01 - Add almond milk, banana, Greek yogurt, and protein powder to a blender.
02 - Add peanut butter, frozen berries, honey or maple syrup if using, cinnamon if desired, and ice cubes to the blender.
03 - Secure the blender lid and blend on high speed for 30 to 45 seconds until the mixture is smooth and creamy.
04 - Pause to taste and add more sweetener if desired, then blend again briefly to incorporate.
05 - Pour the smoothie evenly into two glasses and serve right away for best texture.

# Expert Hints:

01 -
  • It's a secret weapon for busy mornings—creamy, filling, and you can drink it on the go.

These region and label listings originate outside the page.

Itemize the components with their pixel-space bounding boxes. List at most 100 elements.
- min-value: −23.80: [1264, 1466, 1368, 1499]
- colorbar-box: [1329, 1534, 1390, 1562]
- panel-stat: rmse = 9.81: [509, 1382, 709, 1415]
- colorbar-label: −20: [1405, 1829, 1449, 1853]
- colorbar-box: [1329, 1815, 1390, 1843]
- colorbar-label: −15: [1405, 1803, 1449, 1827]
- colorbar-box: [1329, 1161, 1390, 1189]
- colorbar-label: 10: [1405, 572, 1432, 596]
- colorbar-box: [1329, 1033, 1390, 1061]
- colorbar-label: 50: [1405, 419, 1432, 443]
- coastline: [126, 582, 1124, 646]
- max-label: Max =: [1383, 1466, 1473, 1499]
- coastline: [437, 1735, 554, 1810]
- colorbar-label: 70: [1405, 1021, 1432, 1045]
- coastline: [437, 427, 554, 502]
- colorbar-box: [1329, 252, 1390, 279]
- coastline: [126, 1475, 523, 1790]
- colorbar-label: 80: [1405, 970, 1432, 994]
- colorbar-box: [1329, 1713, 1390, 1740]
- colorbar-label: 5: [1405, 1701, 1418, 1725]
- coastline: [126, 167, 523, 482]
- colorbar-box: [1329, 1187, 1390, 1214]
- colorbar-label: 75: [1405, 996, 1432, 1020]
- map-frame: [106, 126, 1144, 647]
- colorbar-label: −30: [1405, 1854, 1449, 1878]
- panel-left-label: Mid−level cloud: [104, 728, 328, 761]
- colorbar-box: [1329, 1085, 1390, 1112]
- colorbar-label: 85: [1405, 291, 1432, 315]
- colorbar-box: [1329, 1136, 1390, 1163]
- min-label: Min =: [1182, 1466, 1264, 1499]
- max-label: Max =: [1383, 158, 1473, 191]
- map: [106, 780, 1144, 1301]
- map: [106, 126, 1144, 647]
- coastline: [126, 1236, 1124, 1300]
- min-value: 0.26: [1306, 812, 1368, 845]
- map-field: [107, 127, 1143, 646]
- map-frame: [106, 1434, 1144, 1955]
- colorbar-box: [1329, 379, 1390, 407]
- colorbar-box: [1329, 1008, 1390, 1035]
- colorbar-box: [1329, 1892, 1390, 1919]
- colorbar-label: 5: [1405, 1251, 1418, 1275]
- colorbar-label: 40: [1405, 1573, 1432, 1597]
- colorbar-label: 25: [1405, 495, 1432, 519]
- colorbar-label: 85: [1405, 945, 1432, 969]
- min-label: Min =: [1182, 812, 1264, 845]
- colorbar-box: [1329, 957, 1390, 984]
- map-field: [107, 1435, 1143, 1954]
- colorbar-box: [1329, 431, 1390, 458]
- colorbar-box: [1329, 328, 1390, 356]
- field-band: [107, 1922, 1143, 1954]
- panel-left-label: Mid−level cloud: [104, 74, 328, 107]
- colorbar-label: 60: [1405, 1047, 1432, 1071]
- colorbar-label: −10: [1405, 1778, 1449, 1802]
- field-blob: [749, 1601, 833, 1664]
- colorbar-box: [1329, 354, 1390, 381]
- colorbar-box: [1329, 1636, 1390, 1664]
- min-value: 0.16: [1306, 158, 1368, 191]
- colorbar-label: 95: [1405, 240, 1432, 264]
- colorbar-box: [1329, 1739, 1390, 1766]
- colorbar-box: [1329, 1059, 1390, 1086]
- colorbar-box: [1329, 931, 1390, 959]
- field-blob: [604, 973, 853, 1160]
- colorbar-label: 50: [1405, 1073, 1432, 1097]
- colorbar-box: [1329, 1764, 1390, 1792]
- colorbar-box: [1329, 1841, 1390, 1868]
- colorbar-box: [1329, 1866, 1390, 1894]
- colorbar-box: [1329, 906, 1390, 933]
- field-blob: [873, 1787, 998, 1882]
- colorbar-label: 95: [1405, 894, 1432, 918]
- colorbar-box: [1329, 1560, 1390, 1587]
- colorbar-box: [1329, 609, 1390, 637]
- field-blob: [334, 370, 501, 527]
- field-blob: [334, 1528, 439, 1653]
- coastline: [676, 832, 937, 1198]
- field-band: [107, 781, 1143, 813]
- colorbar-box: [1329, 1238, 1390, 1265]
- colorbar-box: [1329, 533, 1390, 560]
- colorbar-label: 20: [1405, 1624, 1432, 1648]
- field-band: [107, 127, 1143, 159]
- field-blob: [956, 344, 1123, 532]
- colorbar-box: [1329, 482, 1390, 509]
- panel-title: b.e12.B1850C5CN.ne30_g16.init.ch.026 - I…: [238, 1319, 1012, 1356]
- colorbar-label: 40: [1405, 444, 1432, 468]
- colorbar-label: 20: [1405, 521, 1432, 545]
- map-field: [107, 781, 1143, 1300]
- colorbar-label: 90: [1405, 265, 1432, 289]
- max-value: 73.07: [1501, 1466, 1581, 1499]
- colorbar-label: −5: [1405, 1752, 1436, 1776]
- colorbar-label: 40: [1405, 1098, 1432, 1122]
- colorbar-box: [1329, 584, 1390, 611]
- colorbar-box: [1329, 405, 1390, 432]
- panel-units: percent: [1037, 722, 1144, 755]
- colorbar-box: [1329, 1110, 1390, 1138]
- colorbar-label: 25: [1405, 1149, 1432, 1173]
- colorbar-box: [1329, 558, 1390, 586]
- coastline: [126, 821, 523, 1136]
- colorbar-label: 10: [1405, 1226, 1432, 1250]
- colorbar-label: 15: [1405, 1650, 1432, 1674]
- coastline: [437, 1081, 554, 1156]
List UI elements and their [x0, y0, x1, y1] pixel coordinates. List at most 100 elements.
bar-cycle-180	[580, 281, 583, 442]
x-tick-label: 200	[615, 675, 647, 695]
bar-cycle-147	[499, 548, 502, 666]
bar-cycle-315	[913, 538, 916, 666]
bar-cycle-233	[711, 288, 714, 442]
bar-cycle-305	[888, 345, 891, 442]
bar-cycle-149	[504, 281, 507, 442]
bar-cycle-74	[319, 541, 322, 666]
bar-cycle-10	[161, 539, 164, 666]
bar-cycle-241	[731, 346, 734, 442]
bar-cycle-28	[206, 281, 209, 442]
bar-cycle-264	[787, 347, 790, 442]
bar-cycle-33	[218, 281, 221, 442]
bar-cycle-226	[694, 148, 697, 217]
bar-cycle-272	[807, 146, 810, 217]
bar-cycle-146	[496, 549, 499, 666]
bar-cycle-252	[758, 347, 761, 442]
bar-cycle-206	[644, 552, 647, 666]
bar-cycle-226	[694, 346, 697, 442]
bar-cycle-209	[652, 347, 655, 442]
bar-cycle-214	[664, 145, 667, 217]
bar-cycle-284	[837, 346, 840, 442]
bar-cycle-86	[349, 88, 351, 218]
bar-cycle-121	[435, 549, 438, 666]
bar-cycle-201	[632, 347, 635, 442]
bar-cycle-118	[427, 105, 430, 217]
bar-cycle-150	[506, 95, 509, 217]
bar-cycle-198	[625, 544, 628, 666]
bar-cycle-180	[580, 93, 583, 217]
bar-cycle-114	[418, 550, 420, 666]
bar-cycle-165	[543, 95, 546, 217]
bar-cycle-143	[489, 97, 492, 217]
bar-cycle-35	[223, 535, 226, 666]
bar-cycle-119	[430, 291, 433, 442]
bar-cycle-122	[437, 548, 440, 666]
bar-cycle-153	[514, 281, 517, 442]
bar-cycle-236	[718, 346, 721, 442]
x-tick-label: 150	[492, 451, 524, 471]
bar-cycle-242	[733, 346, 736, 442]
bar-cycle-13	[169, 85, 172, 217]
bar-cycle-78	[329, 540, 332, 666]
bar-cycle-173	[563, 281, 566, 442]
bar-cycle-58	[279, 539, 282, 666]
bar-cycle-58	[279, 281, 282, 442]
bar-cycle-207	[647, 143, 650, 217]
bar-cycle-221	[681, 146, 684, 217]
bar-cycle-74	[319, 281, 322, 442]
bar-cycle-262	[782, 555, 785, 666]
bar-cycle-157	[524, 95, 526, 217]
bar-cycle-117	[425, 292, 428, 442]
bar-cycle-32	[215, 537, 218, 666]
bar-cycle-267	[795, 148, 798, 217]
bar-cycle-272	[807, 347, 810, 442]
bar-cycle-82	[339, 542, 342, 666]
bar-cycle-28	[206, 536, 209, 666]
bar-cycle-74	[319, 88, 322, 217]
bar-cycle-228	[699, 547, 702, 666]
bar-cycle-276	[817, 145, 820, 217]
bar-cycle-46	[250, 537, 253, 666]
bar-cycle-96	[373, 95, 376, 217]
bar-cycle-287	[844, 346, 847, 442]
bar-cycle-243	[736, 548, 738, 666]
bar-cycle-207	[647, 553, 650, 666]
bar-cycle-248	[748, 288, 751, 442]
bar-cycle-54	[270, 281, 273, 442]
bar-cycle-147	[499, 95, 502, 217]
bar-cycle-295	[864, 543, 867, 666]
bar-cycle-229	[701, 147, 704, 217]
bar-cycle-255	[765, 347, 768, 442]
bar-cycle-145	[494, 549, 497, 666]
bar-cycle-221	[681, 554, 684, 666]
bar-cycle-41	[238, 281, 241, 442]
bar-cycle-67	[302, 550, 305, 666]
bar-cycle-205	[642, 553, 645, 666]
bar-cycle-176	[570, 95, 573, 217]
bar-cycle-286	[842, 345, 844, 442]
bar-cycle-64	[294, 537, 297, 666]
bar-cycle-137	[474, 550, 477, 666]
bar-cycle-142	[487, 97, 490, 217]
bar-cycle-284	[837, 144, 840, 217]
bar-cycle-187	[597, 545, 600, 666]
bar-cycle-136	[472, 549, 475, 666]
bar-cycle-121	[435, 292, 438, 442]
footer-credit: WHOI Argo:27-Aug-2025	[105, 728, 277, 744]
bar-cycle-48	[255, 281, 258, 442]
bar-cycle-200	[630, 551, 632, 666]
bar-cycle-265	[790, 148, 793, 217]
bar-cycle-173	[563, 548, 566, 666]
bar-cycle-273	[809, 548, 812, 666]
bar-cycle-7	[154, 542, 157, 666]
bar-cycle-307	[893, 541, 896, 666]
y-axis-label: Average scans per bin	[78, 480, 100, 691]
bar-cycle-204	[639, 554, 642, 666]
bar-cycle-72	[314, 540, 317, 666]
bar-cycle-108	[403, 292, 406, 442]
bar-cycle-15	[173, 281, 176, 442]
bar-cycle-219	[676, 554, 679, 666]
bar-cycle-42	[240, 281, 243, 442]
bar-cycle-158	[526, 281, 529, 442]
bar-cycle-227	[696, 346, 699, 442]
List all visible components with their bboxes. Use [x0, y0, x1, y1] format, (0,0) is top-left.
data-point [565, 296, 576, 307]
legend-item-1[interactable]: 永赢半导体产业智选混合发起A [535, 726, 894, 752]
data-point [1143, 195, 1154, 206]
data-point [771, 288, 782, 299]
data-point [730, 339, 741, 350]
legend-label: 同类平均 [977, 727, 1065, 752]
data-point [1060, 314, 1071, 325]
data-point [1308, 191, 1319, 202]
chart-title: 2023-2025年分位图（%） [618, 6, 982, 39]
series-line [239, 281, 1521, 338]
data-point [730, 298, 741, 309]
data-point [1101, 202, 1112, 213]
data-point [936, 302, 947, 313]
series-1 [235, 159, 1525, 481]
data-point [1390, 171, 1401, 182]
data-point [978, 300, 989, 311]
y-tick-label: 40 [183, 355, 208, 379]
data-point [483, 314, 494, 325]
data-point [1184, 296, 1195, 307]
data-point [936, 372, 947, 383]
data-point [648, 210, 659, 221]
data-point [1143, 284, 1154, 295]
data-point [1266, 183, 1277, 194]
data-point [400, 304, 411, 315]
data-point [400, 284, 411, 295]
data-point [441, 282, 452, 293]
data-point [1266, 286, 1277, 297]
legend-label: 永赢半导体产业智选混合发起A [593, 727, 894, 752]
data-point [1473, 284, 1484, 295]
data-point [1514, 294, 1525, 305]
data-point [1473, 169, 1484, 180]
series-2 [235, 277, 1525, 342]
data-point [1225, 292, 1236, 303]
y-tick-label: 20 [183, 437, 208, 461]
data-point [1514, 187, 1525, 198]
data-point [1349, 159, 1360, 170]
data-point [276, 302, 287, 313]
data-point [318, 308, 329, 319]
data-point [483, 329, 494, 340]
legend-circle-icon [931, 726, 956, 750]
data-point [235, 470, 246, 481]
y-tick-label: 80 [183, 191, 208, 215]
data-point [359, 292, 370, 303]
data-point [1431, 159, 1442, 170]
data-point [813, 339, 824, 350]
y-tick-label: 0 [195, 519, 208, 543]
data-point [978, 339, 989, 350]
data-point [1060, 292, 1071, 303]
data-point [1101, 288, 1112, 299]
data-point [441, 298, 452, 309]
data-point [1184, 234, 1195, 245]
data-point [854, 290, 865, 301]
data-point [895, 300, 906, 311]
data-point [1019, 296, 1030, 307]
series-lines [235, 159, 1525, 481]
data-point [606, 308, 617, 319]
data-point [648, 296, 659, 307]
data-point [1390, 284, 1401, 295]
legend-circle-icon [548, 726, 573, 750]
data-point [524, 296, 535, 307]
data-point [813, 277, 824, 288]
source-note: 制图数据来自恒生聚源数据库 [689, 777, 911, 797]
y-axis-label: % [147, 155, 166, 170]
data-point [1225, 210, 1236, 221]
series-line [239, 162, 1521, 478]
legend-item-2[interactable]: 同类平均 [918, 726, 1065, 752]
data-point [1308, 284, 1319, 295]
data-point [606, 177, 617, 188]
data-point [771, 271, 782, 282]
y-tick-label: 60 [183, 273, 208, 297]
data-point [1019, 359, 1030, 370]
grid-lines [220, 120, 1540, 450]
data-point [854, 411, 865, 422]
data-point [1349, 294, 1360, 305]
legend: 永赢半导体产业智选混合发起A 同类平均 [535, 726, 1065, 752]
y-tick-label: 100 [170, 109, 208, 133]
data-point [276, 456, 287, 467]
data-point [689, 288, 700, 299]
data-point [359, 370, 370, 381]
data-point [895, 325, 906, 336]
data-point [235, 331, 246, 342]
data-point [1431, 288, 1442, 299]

  • Every ingredient can be customized, so you're never stuck with a boring breakfast.
02 -
  • If you add the powder on top of the ice, it clumps and refuses to blend—instead, layer it above the yogurt for best mixing.
  • I only realized after many tries that blending too long warms the smoothie and ruins the texture, so short bursts are your friend.
03 -
  • A frozen banana makes all the difference for creaminess and chill—slice them before freezing for easier blending.
  • Spinning the smoothie in short pulses creates a thicker, colder texture and lets you control the consistency.